The number of men in college fell more than seven times more steeply during Covid than the number of women, accelerating a trend that has now resulted in women outnumbering men on campus by nearly two to one.
While enrollment in higher education overall fell 2.5 percent in the fall, or by more than 461,000 students compared to the fall of 2019, the decline among men was more than seven times as steep as the decline among women, according to an analysis of figures from the National Student Clearinghouse Research Center.
The Hechinger Report’s Jon Marcus joins the WOSU public radio program “All Sides with Ann Fisher” to discuss this trend here.

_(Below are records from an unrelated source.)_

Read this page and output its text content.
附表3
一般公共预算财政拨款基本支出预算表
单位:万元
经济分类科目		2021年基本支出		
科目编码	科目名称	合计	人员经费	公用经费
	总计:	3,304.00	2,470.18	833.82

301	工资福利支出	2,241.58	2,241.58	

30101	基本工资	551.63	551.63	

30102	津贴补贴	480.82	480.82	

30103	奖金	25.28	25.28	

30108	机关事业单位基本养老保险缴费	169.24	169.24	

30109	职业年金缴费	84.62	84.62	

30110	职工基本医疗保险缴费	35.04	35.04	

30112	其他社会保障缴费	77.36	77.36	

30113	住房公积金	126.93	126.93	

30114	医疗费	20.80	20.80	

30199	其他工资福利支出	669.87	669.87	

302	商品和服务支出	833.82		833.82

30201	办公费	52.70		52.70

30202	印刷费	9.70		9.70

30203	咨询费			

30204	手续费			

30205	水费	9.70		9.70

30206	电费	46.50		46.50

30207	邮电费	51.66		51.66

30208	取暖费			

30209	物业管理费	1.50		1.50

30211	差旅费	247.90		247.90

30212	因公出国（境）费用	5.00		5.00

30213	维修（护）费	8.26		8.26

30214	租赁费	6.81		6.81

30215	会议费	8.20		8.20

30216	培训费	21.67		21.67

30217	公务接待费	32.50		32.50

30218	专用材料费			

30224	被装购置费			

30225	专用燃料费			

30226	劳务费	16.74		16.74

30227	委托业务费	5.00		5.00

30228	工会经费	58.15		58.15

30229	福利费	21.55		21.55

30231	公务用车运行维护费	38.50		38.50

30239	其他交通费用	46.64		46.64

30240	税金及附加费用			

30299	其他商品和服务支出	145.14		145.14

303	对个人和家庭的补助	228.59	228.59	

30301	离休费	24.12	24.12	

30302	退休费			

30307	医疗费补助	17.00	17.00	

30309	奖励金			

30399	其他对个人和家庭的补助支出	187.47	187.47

Women now comprise nearly 60 percent of enrollment in universities and colleges and men just over 40 percent, the research center reports. Fifty years ago, the gender proportions were reversed.
Among the reasons: Boys are more likely than girls as early as elementary school to be held back, a Brown University researcher found. They are almost 9 percentage points less likely to graduate from high school, according to the U.S. Department of Education.
The pandemic has also opened more jobs for young men without college educations, at grocery stores and at Amazon, FedEx and other delivery companies, college counselors say.
Those can lead to quick and early incomes for high school students reluctant to invest the time and money it costs to get degrees. But their head start may be deceptive. Graduates with bachelor’s degrees still generally make more than people with lesser credentials.
Unemployment for people without degrees, nationwide, rose more than twice as fast during the pandemic as unemployment for people with them, the Federal Reserve Bank of San Francisco found.